Paragangliomas are rare neuroendocrine tumors that originate In the glomus cells of the sympathetic nervous system. The most common location is the carotid space, either involving the carotid body (glomus cells involved in homeostasis sensitive to the partial pressure of oxygen in the blood) or the vagus nerve.
Diagnosis: Paraganglioma (glomus vagale)
Figure 1: (a,red arrow) contrast enhanced neck CT demonstrates a homogenously enhancing carotid space mass that displaces the right ICA anteromedially. MR soft tissue neck from a different patient with the same diagnosis show a T2 hyperintense (b, blue arrow) mass that homogenously enhances with the exception of a few low attenuation foci within the mass (c,green arrow) suggestive of small flow voids. These findings are consistent with a paraganglioma of the glomus vagale.
These locations can be distinguished by the displacement of adjacent structures. The carotid body paraganglioma will splay the ECA and ICA, while the glomus vagale will displace the ICA antero-medially and the parapharyngeal fat anteriorly.
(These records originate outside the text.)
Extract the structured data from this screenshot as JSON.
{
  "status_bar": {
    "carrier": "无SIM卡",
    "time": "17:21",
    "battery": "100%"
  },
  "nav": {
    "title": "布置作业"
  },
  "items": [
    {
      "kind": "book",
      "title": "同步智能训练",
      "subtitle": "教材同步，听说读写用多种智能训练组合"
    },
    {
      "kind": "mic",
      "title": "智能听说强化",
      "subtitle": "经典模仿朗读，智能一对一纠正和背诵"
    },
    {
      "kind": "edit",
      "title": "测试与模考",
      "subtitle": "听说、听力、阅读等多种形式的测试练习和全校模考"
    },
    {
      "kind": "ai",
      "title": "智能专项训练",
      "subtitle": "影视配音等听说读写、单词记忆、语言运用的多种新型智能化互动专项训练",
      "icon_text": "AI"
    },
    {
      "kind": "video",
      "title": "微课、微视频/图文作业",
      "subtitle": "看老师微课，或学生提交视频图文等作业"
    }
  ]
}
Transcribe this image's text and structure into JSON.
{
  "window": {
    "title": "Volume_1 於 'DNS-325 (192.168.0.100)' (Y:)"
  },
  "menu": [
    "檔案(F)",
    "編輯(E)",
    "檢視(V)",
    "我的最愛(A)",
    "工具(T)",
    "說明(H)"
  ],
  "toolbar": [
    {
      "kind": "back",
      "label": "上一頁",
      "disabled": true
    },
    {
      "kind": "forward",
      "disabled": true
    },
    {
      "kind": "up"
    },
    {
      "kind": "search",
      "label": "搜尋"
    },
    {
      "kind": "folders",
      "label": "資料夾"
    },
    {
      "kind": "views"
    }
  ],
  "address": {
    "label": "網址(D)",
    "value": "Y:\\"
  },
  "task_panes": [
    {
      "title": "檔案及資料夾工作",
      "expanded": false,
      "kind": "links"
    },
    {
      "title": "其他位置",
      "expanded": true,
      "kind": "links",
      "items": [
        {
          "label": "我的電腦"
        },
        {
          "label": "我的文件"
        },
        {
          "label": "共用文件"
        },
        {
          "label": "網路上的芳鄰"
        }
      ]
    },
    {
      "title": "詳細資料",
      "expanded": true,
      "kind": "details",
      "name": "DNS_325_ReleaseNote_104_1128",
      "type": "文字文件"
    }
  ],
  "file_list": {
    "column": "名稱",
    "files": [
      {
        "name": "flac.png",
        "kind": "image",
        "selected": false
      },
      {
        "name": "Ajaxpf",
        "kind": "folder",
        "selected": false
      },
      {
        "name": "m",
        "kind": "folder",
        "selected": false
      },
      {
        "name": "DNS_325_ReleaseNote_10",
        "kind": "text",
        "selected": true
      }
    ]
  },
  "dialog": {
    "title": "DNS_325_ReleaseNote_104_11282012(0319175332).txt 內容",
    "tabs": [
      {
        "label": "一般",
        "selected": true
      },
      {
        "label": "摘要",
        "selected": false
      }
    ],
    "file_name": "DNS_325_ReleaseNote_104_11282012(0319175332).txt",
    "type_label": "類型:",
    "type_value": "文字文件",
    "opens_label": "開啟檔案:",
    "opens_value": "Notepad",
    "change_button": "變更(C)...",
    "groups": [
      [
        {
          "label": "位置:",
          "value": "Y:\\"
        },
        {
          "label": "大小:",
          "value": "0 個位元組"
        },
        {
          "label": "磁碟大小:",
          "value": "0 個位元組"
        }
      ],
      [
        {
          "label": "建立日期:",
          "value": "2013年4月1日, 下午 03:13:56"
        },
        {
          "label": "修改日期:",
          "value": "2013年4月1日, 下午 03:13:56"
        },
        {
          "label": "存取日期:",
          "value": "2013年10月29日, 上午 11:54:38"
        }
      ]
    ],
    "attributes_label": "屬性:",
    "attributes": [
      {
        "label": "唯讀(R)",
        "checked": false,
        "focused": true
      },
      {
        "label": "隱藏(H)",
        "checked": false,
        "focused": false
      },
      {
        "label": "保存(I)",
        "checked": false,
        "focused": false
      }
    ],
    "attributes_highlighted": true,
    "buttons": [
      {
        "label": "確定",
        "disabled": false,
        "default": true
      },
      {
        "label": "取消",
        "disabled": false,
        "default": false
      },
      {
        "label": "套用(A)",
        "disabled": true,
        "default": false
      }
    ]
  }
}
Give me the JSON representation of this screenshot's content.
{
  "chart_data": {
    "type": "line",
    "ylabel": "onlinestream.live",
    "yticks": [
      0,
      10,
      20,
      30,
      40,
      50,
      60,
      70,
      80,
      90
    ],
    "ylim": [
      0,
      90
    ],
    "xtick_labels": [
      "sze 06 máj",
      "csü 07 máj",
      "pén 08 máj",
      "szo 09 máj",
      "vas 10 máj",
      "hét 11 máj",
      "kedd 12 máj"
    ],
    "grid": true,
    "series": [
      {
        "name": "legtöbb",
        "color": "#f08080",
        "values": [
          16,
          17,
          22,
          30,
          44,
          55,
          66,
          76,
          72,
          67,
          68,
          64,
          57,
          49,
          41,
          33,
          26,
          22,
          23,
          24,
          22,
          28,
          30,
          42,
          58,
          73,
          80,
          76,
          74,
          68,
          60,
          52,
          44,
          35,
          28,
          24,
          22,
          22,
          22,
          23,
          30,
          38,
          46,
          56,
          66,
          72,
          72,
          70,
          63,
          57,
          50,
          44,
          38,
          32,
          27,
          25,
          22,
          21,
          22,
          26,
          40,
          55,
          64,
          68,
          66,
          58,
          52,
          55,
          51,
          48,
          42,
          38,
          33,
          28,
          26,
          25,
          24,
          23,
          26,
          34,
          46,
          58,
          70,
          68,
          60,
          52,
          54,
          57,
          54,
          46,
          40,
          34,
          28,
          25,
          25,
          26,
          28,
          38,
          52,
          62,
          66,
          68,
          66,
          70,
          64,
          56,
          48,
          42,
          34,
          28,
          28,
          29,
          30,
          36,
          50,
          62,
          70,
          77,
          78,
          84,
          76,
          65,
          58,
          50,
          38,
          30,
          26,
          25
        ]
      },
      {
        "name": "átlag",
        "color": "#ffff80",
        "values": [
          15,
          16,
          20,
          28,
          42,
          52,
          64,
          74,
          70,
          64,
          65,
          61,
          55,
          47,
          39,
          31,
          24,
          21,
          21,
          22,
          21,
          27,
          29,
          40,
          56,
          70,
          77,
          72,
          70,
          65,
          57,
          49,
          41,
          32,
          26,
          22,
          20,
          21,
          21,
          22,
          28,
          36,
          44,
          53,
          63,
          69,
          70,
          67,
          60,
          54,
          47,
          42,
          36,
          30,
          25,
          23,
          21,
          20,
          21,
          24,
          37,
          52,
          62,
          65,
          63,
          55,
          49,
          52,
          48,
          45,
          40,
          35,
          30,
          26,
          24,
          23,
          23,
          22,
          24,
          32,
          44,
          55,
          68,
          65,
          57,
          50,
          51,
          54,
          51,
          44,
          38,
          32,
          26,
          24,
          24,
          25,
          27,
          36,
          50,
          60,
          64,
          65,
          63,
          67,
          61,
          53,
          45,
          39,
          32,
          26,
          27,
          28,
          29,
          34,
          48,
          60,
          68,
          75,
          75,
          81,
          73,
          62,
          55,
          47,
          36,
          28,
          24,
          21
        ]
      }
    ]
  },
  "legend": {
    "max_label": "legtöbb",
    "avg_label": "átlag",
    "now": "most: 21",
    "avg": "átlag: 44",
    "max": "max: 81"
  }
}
Paragangliomas can also be found next to the cochlear promontory of the middle ear (glomus tympanicum) and in the jugular fossa (glomus jugulare).
Paraganglioms are avidly enhancing tumors that have a characteristic salt and pepper appearance on MRI due to the presence of vascular flow voids interspersed within enhancing tumor parenchyma.
Most glomus paragangliomas are asymptomatic or present with vocal cord paralysis due to vagal nerve involvement. Depending on their size or symptoms, these tumors are either resected (often after embolization given their vascular nature) or observed.